Wacky 2008-03-22 13:39

[QUOTE=cheesehead;129398]FORTRAN was the first language in which I wrote a program, for an IBM 1620. (There was no Roman numeral, because FORTRAN II was not yet in use where I was, though undoubtedly it was at least in development at IBM.)
[/QUOTE]

Newfangled machine - with transistors

160000000000

Although not my first machine, I was fortunate enough to have had access to a large one. We had 60K (characters) of core memory.

I remember when we got an upgraded compiler that had a really cool new feature. "Fortran with FORMAT".
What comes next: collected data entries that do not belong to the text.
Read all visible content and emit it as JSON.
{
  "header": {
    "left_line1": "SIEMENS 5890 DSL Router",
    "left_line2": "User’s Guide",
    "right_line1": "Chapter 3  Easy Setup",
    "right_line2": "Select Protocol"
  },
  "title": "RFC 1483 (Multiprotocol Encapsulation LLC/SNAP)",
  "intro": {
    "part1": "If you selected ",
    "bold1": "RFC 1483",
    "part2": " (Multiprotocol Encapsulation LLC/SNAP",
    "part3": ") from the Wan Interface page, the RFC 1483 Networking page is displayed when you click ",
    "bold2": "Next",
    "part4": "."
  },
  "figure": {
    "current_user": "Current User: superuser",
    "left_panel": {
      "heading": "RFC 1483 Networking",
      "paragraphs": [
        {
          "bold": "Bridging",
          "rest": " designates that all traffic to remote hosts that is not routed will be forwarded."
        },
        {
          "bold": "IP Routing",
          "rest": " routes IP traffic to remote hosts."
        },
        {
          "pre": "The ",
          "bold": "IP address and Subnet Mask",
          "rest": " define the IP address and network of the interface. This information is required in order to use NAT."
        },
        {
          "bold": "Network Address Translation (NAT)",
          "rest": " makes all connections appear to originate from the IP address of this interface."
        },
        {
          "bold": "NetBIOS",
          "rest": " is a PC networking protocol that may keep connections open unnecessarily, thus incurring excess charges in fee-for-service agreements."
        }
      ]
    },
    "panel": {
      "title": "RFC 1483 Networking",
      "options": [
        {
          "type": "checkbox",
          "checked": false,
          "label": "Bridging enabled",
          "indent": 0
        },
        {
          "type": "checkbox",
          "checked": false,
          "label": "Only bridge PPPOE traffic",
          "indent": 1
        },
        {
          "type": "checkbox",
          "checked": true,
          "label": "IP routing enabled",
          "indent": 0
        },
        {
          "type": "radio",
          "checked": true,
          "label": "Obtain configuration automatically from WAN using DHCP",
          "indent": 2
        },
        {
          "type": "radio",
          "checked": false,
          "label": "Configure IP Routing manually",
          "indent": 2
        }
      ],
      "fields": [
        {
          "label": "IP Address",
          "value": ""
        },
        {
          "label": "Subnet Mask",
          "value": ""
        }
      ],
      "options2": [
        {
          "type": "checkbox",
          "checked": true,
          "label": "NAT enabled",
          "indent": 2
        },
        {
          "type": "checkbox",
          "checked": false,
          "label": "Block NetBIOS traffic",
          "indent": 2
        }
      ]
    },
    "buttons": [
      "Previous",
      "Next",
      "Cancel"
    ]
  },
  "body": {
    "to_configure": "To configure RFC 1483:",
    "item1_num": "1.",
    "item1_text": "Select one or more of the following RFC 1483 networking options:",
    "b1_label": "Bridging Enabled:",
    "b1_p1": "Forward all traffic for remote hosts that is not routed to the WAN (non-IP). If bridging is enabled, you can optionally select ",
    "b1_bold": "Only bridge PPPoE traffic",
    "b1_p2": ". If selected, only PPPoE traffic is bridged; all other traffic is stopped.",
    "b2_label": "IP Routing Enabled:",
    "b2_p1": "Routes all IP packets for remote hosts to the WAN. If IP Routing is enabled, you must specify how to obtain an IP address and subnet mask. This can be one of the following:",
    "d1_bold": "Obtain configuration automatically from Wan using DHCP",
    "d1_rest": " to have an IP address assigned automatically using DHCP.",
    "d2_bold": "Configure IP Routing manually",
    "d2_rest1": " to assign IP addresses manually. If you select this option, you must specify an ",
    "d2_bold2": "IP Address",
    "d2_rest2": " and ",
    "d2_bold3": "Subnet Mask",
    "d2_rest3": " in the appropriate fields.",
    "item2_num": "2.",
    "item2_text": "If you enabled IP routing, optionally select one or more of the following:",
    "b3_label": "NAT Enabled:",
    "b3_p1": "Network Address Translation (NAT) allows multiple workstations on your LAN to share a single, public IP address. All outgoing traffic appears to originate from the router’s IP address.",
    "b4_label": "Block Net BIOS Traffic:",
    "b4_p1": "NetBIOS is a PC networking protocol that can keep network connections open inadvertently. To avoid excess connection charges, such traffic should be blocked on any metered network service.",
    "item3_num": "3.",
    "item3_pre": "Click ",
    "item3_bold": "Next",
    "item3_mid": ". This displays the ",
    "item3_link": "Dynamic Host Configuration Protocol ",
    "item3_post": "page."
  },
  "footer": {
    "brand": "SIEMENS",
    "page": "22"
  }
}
ShiningArcanine 2008-03-22 21:58

[QUOTE=xilman;129353]I learned FORTRAN IV over 30 years ago, initially in a course given by Oxford's Computing Teaching Centre. The only books I have a Munro's [i]FORTRAN 77[/i] and a couple of ICL 2900-series manuals. Munro is quite good, IMO, but (a) I've no idea whether it's still available and (b) is very dated.
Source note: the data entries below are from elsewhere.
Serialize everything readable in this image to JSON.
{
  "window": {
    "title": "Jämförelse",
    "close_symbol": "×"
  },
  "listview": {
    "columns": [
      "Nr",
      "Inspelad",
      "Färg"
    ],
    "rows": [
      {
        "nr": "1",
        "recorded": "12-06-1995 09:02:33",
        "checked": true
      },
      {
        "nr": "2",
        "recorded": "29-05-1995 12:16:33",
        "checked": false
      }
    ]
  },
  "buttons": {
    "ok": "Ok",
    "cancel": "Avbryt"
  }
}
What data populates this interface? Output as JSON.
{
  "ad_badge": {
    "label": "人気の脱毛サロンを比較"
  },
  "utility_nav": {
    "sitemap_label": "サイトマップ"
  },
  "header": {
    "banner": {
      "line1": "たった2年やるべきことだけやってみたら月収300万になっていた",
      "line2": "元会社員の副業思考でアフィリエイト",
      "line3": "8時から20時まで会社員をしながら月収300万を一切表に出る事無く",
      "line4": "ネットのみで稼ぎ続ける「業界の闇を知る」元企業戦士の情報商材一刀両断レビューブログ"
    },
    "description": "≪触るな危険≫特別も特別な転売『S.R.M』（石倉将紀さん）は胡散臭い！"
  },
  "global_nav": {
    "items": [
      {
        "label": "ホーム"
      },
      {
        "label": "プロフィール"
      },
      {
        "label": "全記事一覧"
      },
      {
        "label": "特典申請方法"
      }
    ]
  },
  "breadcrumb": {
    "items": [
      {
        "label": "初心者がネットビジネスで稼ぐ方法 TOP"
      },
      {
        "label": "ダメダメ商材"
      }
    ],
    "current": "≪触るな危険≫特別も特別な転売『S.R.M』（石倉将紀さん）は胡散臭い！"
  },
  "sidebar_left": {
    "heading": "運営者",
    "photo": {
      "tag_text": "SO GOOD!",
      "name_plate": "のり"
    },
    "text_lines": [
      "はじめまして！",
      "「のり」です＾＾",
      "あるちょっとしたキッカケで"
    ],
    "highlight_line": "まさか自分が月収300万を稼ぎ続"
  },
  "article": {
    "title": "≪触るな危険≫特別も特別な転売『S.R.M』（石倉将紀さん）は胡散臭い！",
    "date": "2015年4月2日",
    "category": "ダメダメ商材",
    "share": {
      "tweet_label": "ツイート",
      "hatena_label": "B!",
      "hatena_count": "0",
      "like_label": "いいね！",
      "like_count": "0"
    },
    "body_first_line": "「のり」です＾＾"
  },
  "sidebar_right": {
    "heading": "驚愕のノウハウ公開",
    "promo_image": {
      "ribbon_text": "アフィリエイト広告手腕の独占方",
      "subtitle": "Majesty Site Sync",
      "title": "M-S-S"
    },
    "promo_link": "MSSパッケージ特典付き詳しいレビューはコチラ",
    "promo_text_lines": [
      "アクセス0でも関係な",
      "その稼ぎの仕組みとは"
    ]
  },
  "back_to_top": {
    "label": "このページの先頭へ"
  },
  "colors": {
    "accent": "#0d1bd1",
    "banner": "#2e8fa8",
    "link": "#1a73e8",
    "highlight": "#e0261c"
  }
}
I've several bits of advice you could try.

First, ask people associated with your lab what they recommend. Surely someone there speaks FORTRAN.
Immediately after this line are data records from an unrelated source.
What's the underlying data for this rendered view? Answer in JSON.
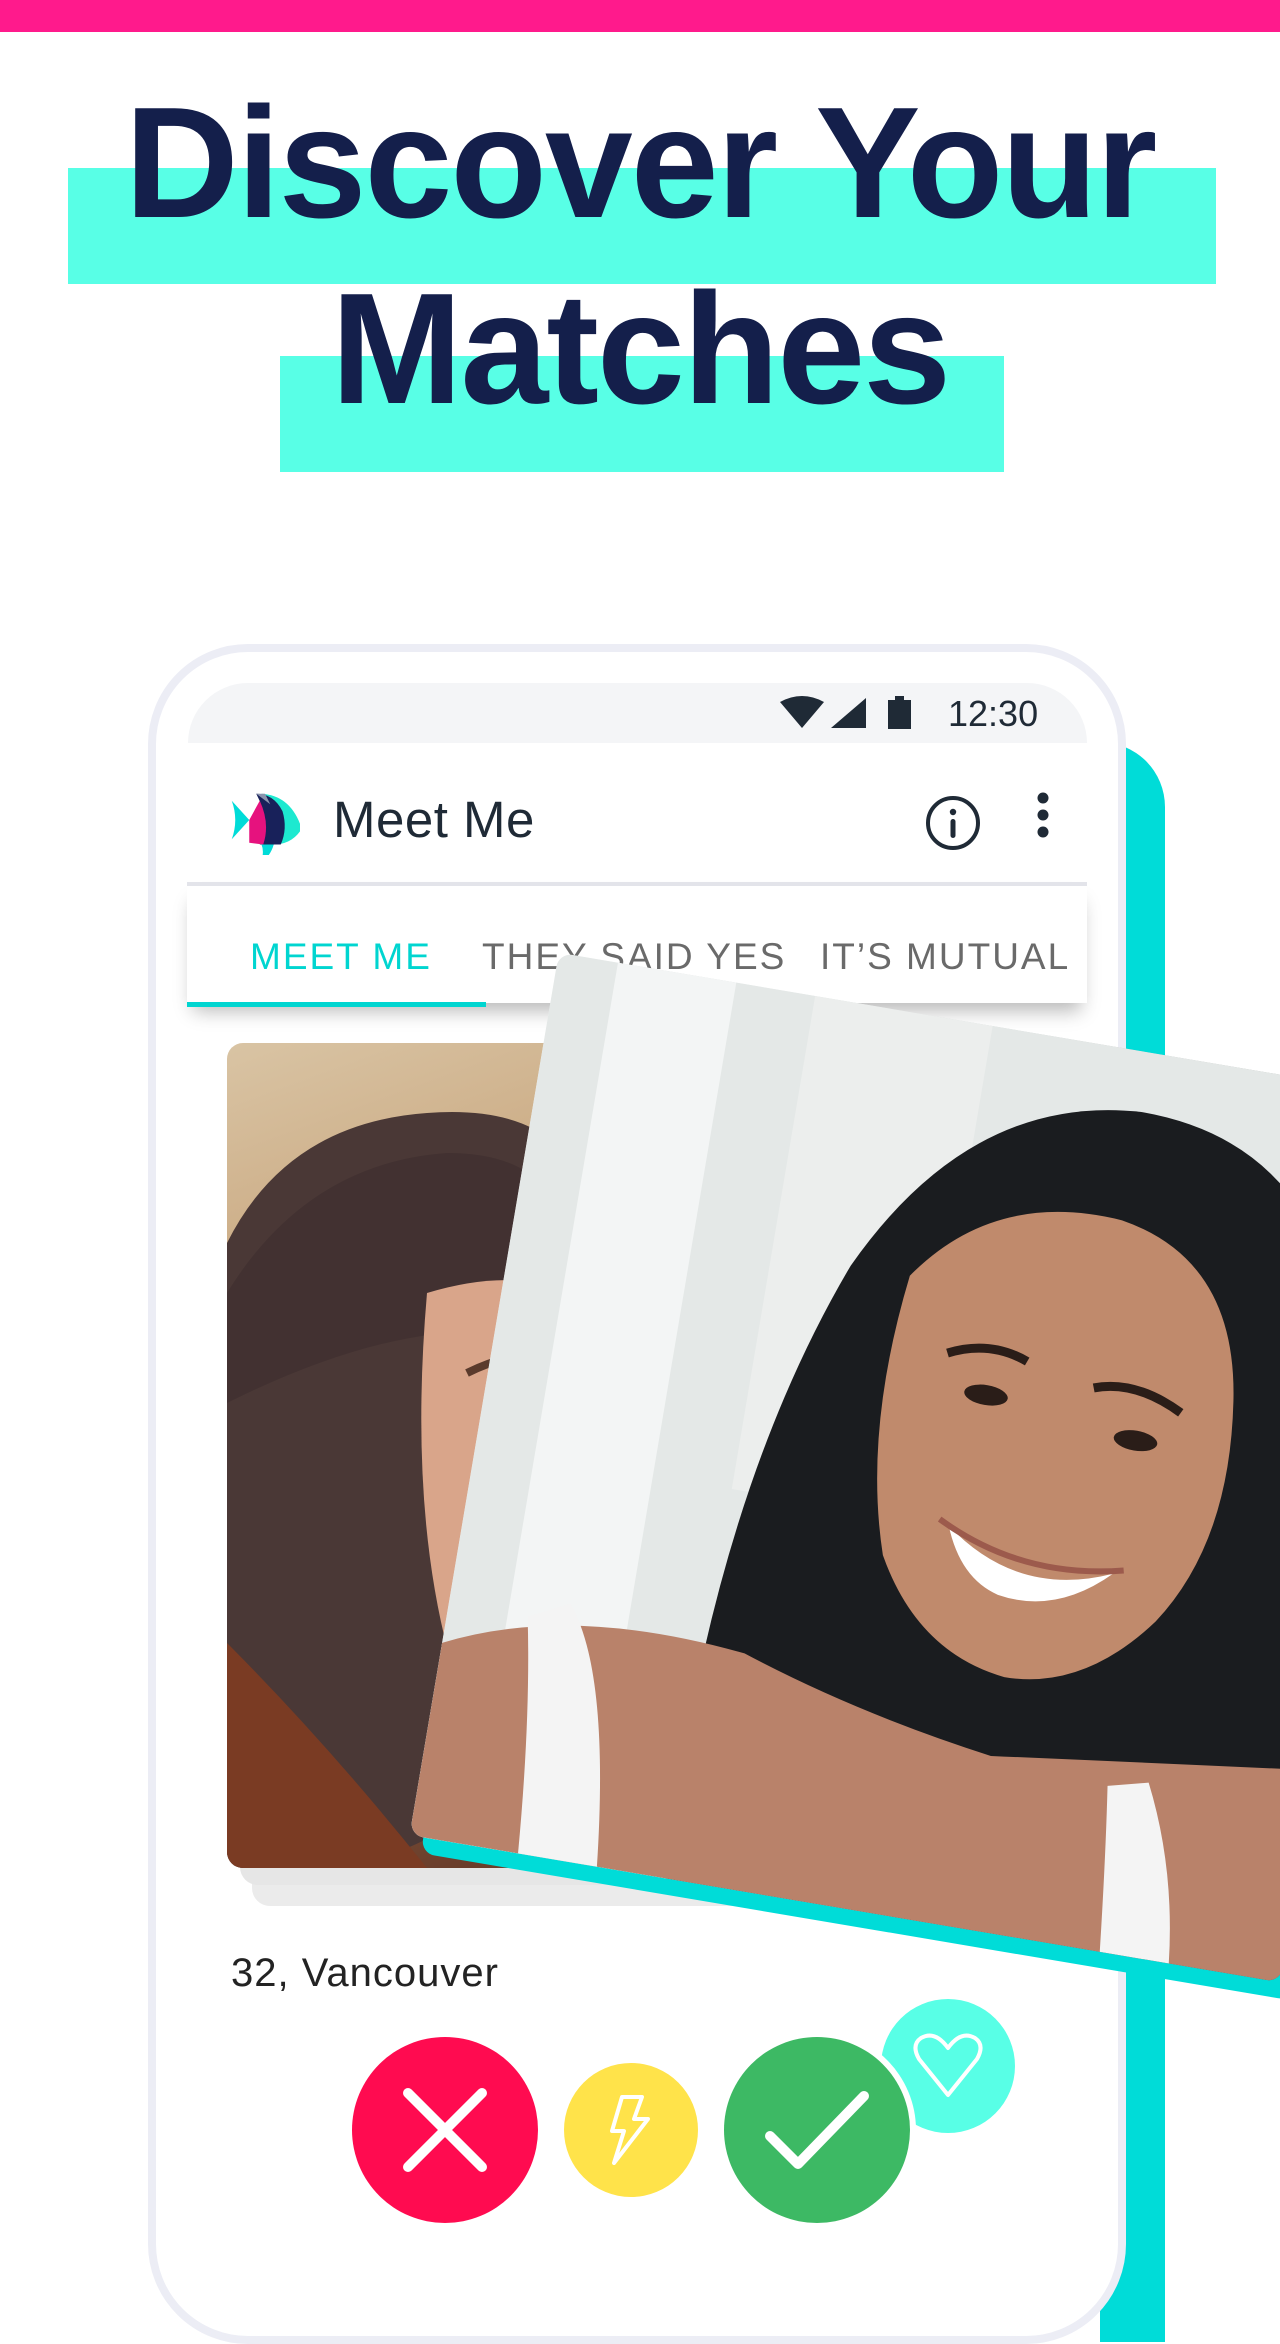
{
  "hero": {
    "line1": "Discover Your",
    "line2": "Matches"
  },
  "colors": {
    "accent_pink": "#ff1a8c",
    "highlight": "#58ffe6",
    "headline_navy": "#141f4b",
    "tab_active": "#00d5d0",
    "teal": "#00dcd8",
    "dislike": "#ff0b50",
    "boost": "#ffe34a",
    "like": "#3db964"
  },
  "status_bar": {
    "time": "12:30",
    "icons": [
      "wifi-icon",
      "signal-icon",
      "battery-icon"
    ]
  },
  "app_bar": {
    "title": "Meet Me",
    "logo": "fish-logo-icon",
    "actions": [
      "info-icon",
      "more-vert-icon"
    ]
  },
  "tabs": [
    {
      "label": "MEET ME",
      "active": true
    },
    {
      "label": "THEY SAID YES",
      "active": false
    },
    {
      "label": "IT’S MUTUAL",
      "active": false
    }
  ],
  "profile": {
    "caption": "32, Vancouver"
  },
  "actions": [
    {
      "name": "dislike",
      "icon": "close-icon"
    },
    {
      "name": "boost",
      "icon": "lightning-icon"
    },
    {
      "name": "like",
      "icon": "check-icon"
    },
    {
      "name": "favorite",
      "icon": "heart-icon"
    }
  ]
}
Second, if you're in range of a good bookshop go and browse their stock and ask their staff.

Third (and this is really a special case of the previous), browse Amazon and read the reviews.

FORTRAN is rather fun, in a peculiar kind of way. It's like reading Chaucer --- recognizable and almost always understandable but [i]different[/i].

I'm certain there are other FORTRAN speakers here. Wacky certainly, Bob probably.


Paul[/QUOTE]
Thanks for the advice.

I am an undergraduate student in the lab and I am fairly certain that the only person who knows Fortran in the lab is my advisor, although I am not sure if advisor is the correct term when you are an undergraduate student.

I did some digging and I found a book that was used by a MIT Professor to teach a course on Fortran about a decade ago:

[url]http://www.amazon.com/FORTRAN-Scientists-Engineers-Brian-Hahn/dp/0340600349[/url]

My university's library has two copies of it on the shelves, so on Monday, I will go and pick one up.

Hey, does anyone know if it is possible to do bit shifts and bit pattern copies in Fortran? With regard to bit pattern copies, here are some functions in C that accomplish what I want to do:

[CODE]float inttofloat ( int x ) { return *(float*)&x; }
int floattoint ( float x ) { return *(int*)&x; }[/CODE]

Alternatively, the question of whether or not Fortran supports bit pattern copies could be phrased as a question of whether or not Fortran supports unions:

[CODE]float inttofloat ( int x )
{

typedef union
{

int i;
float f;

} bitC;

bitC.i = x;

return bitC.f;

}[/CODE]

[CODE]int floattoint ( float x )
{

typedef union
{

int i;
float f;

} bitC;

bitC.f = x;

return bitC.i;

}[/CODE]

I am interested in implementing Quake's InvSqrt() function (i.e. a talyor series approximation of x^(-1/2) followed by a Netwon's method approximation) in Fortran and doing so requires the ability to do bit pattern copies and right bit shifts, although only a bit pattern copy is necessary, as the bitshift can be implemented in code with division, which a good optimizing compiler should convert to a bitshift when generating assembly.